Dreamers, de Bernardo Bertolucci é mais uma paródia política do movimento de 68.
Nessa brincadeira, a juventude continua hoje, assiduamente, tanto em mobilizações estudantis, em grêmios, ou filiando-se em entidades profundamente ligadas a partidos políticos que buscam nelas suas bases, “lutando pelo socialismo”.
No filme, vemos jovens atuais vestindo a camisa do maoísmo operário de 60 da França. O anacronismo é visível, no gesto dos atores – e na comparação com os filmes da própria época.
Bertolucci ainda prefere a estilística clássica, a narrativa mais pop, para conseguir difundir às massas (espectadores de todo o mundo) a crise entre o momento politizado das rebeliões estudantis e a atual conjuntura de individualização atual.
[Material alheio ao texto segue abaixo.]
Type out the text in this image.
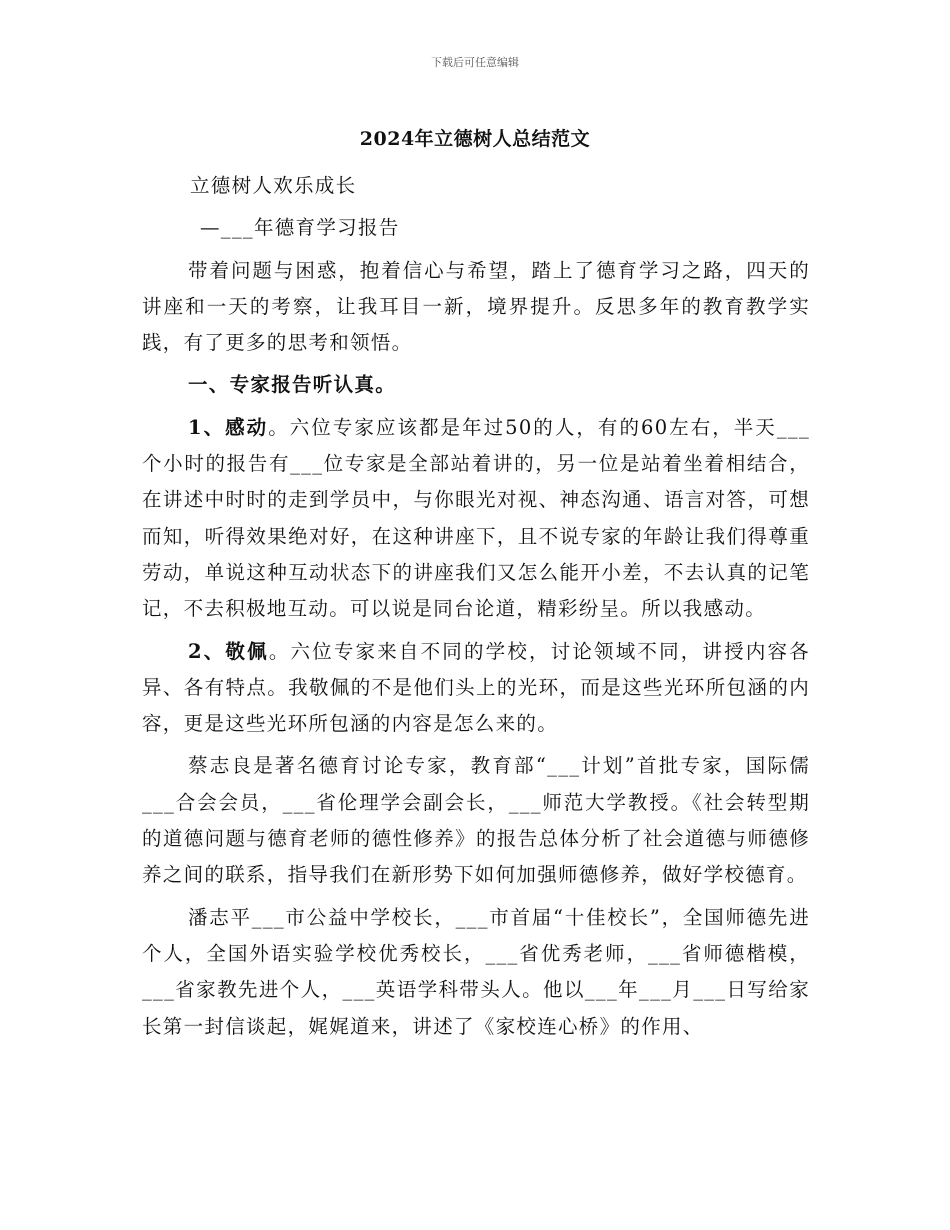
下载后可任意编辑
2024年立德树人总结范文
立德树人欢乐成长
—___年德育学习报告

带着问题与困惑，抱着信心与希望，踏上了德育学习之路，四天的讲座和一天的考察，让我耳目一新，境界提升。反思多年的教育教学实践，有了更多的思考和领悟。

一、专家报告听认真。

1、感动。六位专家应该都是年过50的人，有的60左右，半天___个小时的报告有___位专家是全部站着讲的，另一位是站着坐着相结合，在讲述中时时的走到学员中，与你眼光对视、神态沟通、语言对答，可想而知，听得效果绝对好，在这种讲座下，且不说专家的年龄让我们得尊重劳动，单说这种互动状态下的讲座我们又怎么能开小差，不去认真的记笔记，不去积极地互动。可以说是同台论道，精彩纷呈。所以我感动。

2、敬佩。六位专家来自不同的学校，讨论领域不同，讲授内容各异、各有特点。我敬佩的不是他们头上的光环，而是这些光环所包涵的内容，更是这些光环所包涵的内容是怎么来的。

蔡志良是著名德育讨论专家，教育部“___计划”首批专家，国际儒___合会会员，___省伦理学会副会长，___师范大学教授。《社会转型期的道德问题与德育老师的德性修养》的报告总体分析了社会道德与师德修养之间的联系，指导我们在新形势下如何加强师德修养，做好学校德育。

潘志平___市公益中学校长，___市首届“十佳校长”，全国师德先进个人，全国外语实验学校优秀校长，___省优秀老师，___省师德楷模，___省家教先进个人，___英语学科带头人。他以___年___月___日写给家长第一封信谈起，娓娓道来，讲述了《家校连心桥》的作用、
Gordard não gostou tanto da brincadeira. Nem Phillipe Garrel, que manda um recado em seu filme, também sobre o tema de 68, Les Amants Réguliers – Amantes Constantes (2005).
Em certo momento Théo, personagem de Louis Garrel, diz que todos os pais deveriam ser mandados para os campos, para trabalhar junto ao campesinato. Era essa a mentalidade da época, na qual o cinema ainda servia para esse tipo de discussão política, perto do materalismo científico marxista, de autores próximos à psicanálise como Althusser, Marcuse e Derrida.
Na França, por exemplo, não houve o festival de Cannes em 68 – os diretores pararam o festival em solidariedade aos estudantes e às greves gerais. O clima de manifestações não passou, pelo que vemos hoje. Mas a intensidade sim. A juventude cada vez mais, como público alvo, como audiência, como massa de manobra ou como multidão direcionada muda completamente os rumos da vida na contemporaneidade. Seja através da força, ou através da sedução erótica.